Compared to embodiment one: the third comparative example does not have a nanofiltration salt removal step, the subsequent steps are carried out according to the same steps, and when the same detection is carried out finally, the content of partial salt ions is far higher than that of the first embodiment of the invention, and the specific detection can be compared with the following table 1:

table 1 comparison table of test results

The comparative example can be seen in FIG. 4 for molecular weight GPC chart, which shows that the molecular weight distribution is not uniform, while there are various molecular weight products.

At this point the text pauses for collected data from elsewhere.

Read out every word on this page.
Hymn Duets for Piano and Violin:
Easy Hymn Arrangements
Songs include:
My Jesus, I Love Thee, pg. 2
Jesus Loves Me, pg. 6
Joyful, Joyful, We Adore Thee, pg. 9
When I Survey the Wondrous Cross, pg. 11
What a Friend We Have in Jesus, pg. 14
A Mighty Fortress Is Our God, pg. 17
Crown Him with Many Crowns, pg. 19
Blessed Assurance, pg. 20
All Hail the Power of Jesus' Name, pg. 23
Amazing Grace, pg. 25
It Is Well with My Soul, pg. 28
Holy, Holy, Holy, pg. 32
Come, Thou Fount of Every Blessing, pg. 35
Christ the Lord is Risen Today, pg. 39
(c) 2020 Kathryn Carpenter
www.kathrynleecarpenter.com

Relevant safety and efficacy data are shown in table 2:

table 2 related safety and efficacy data vs. table

The preferred embodiments of the invention disclosed above are intended only to assist in the explanation of the invention. The preferred embodiments are not exhaustive or to limit the invention to the precise form disclosed. Obviously, many modifications and variations are possible in light of the above teaching. The embodiments were chosen and described in order to best explain the principles of the invention and the practical application, to thereby enable others skilled in the art to best understand and utilize the invention. The invention is limited only by the claims and the full scope and equivalents thereof.

Claims

1. A method for preparing heparinoids, comprising the steps of:

1) Pretreatment: formamide and N, N-dimethylformamide are mixed according to the proportion of 1:1, mixing in proportion, and preparing 1000ml of mixed solvent;

2) Sulfonation reaction: dissolving 100g of chondroitin sulfate in 1000ml of the solvent in the step 1), uniformly mixing, adding pyridine sulfur trioxide, heating to 70 ℃, and stirring for reaction for 5 hours;

3) Nanofiltration amine: cooling the mixed solution in the step 2) to room temperature, regulating the PH value to 8+/-0.3 by using a NaOH solution with the mass percent concentration of 30%, adding 3L of deionized water, carrying out nanofiltration operation by using a nanofiltration membrane with the cutoff molecular weight of 300, continuously adding deionized water during the nanofiltration operation, measuring the conductivity of the permeate to be 350, stopping adding water, and discharging liquid when the volume of the cutoff liquid is 500 ml;

4) Deproteinizing the ion exchange resin: sequentially passing the liquid obtained in the step 3) through 500ml of strong acid cation exchange resin and 500ml of strong alkaline anion exchange resin, collecting a part with the PH less than 5, and then regulating the PH of the solution to 7+/-0.5 by using a NaOH solution with the mass percent concentration of 30%;

5) Hydrogen peroxide decolorization: filtering and concentrating the solution obtained in the step 4) to 200ml, regulating the pH value to 10+/-0.3, and adding 15ml of 30% hydrogen peroxide solution by mass concentration for decolorization for 8 hours;

6) Nanofiltration for desalting and freeze drying: filtering and concentrating the solution obtained in the step 5), regulating the pH value to 7+/-0.3, carrying out nanofiltration operation by using a nanofiltration membrane with a cutoff molecular weight of 2000, adding deionized water all the time during the nanofiltration operation, and stopping adding water when the conductivity of the permeate is measured to be 200; stopping adding water when the volume of the intercepting liquid is 500ml, collecting liquid, freeze drying to obtain heparinoid,

the protein content of the heparinoids is <3%.